Riprendo qui una recensione di “Per voi non ci sarà ritorno” a firma di Romina Braggion apparsa sul sito Leggere Distopico

Buongiorno a tutti. Oggi per la rubrica Dietro l’angolo vi propongo un racconto lungo in e-book, uscito nel dicembre 2019 sulla collana Robotica di Delos Digital. Il racconto è di fantascienza, quindi poco dopo l’angolo ma non si tratta di Distopia anche se…

TRAMA

Le chiamano Venusiane ma nessuno sa da dove siano arrivate. Bellissime come le donne di Botticelli e letali grazie all’aiuto del Vitruviano, che può spostarsi nel tempo e nello spazio proteggendole con le quattro braccia e le quattro gambe taglienti.

Sono venute per portare la bellezza della morte e straziare gli uomini, usando il sacrificio della loro prole per divederli e costringerli in caste in competizione per la vita.

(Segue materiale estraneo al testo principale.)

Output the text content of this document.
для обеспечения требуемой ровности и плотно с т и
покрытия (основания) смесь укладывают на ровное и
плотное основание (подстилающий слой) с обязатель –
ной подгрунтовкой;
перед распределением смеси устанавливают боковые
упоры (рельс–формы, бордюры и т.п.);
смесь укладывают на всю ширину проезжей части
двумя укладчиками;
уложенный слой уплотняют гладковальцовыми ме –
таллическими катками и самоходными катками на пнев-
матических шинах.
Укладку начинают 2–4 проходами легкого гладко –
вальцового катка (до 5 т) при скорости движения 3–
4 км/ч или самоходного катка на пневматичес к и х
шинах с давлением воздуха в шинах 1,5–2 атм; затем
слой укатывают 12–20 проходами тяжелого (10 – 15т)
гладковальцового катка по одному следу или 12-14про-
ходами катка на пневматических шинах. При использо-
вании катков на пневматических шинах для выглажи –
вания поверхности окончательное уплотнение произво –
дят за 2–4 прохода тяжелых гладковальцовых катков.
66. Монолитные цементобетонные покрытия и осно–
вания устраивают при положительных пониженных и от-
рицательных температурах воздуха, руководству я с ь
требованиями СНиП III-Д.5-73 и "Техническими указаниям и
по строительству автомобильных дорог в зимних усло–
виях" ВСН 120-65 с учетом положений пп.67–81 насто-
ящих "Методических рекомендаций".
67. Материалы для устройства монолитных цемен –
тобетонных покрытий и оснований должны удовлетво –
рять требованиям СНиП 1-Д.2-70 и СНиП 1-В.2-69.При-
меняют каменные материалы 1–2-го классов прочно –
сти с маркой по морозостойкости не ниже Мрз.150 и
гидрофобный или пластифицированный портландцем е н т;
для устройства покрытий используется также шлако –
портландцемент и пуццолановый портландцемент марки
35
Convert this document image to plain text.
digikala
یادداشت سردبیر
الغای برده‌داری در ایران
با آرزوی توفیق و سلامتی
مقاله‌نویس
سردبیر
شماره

Nessuno può avvicinarsi alle Venusiane, nessuno può ucciderle perché il Vitruviano quantistico non lo permetterebbe. Firenze è una città avvizzita precipitata nel male, il sud è un territorio di morte. Solo a nord la Repubblica continua a resistere, ma serve altro per poter vincere il male delle Venusiane: un male ancora più vasto e profondo, un sacrificio straziante che nasconde la disperata speranza dell’umanità.

Nota dell’editore: Il racconto ha contenuti che possono turbare la sensibilità dei lettori.